An economic analysis was not performed at this time. Comparable yield, tuber shape, specific gravity and other agronomic characteristics (fry quality etc.) will be selected from the progeny of those potatoes containing the RB allele. In the future, once potatoes containing the RB allele are available to growers extensive field trial data will also be available on the reduction in fungicide use.
At this time, there has been no adoption of the potatoes developed in this study. Hopefully in the future, the growers will embrace a new potato with higher late blight resistance that was developed as a result of this study.
Areas needing additional study
It would have been beneficial to have more repeated parents in the study to determine if one parent had a greater chance passing along the RB allele.
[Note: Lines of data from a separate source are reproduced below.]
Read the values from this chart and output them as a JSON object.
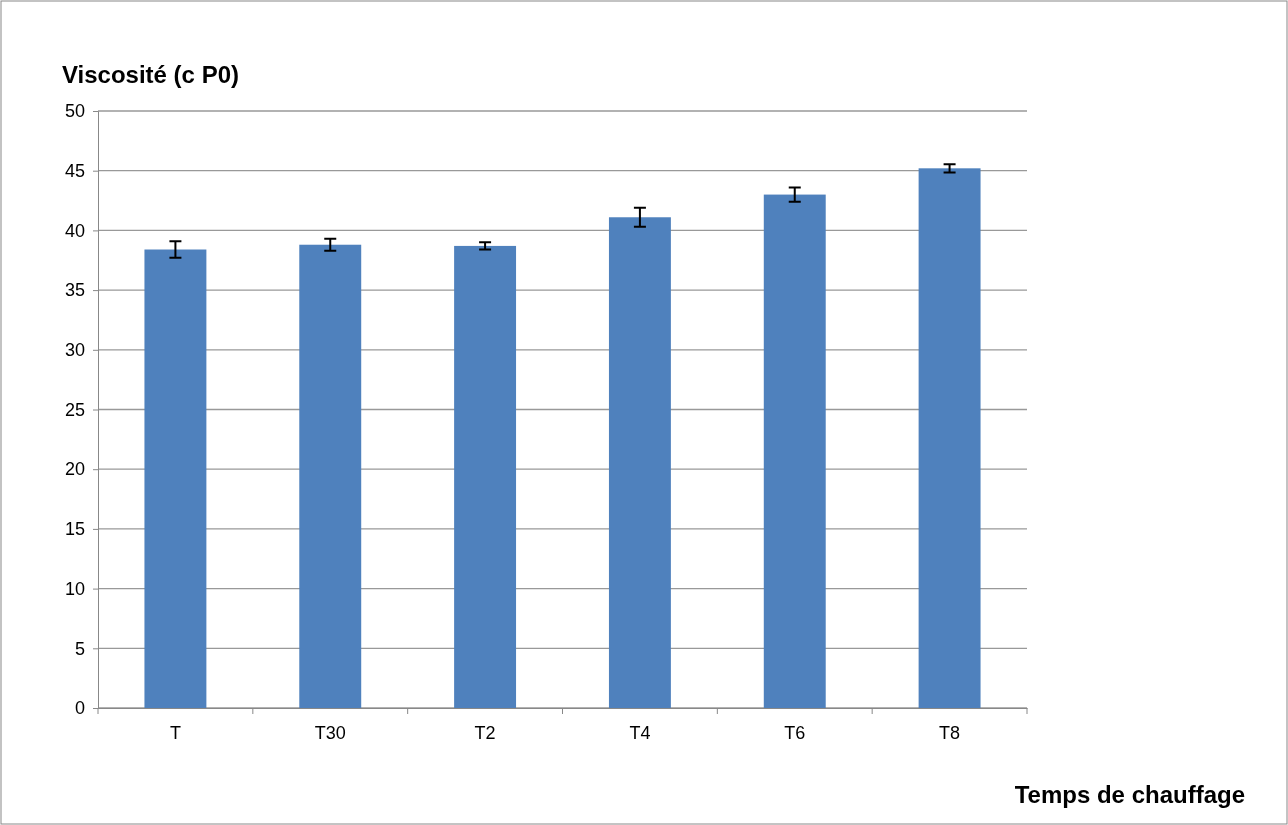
{
  "chart_data": {
    "type": "bar",
    "ylabel": "Viscosité (c P0)",
    "xlabel": "Temps de chauffage",
    "categories": [
      "T",
      "T30",
      "T2",
      "T4",
      "T6",
      "T8"
    ],
    "values": [
      38.4,
      38.8,
      38.7,
      41.1,
      43.0,
      45.2
    ],
    "errors": [
      0.7,
      0.5,
      0.3,
      0.8,
      0.6,
      0.35
    ],
    "color": "#4f81bd",
    "ylim": [
      0,
      50
    ],
    "yticks": [
      0,
      5,
      10,
      15,
      20,
      25,
      30,
      35,
      40,
      45,
      50
    ],
    "grid": "y"
  }
}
It would be useful in the future to perform selection on these same individuals for other genes that have been cloned recently and are known to add to late blight resistance or to give resistance to other pathogens. It also would be of interesting to do a more in-depth analysis on some of the plants to determine how the gene is being passed to the next generation. For example, performing cytogenetic analysis or looking at the genome region around where the gene is located in a few of the progeny would give us some insight.
More outreach to potato growers is needed on the difference between somatic hybrids and how they are different from genetically modified organisms. Most growers seemed to understand genetically modified organisms, but did not understand the distinction between a somatic hybrid. A larger sample size would have been ideal for obtaining a better representation of all growers. It also would have been ideal to actually test their direct knowledge of the main topics I covered and to measure if their stated understanding matched with their actual understanding of the topic. One area I did not address is if the growers even care about these forms of breeding and if it makes a difference in the type of cultivar they will grow. If they are in a contract with a company, do they really have a choice about the potatoes they grow? Are the growers concerned that they may be growing potatoes that have already been modified in some way?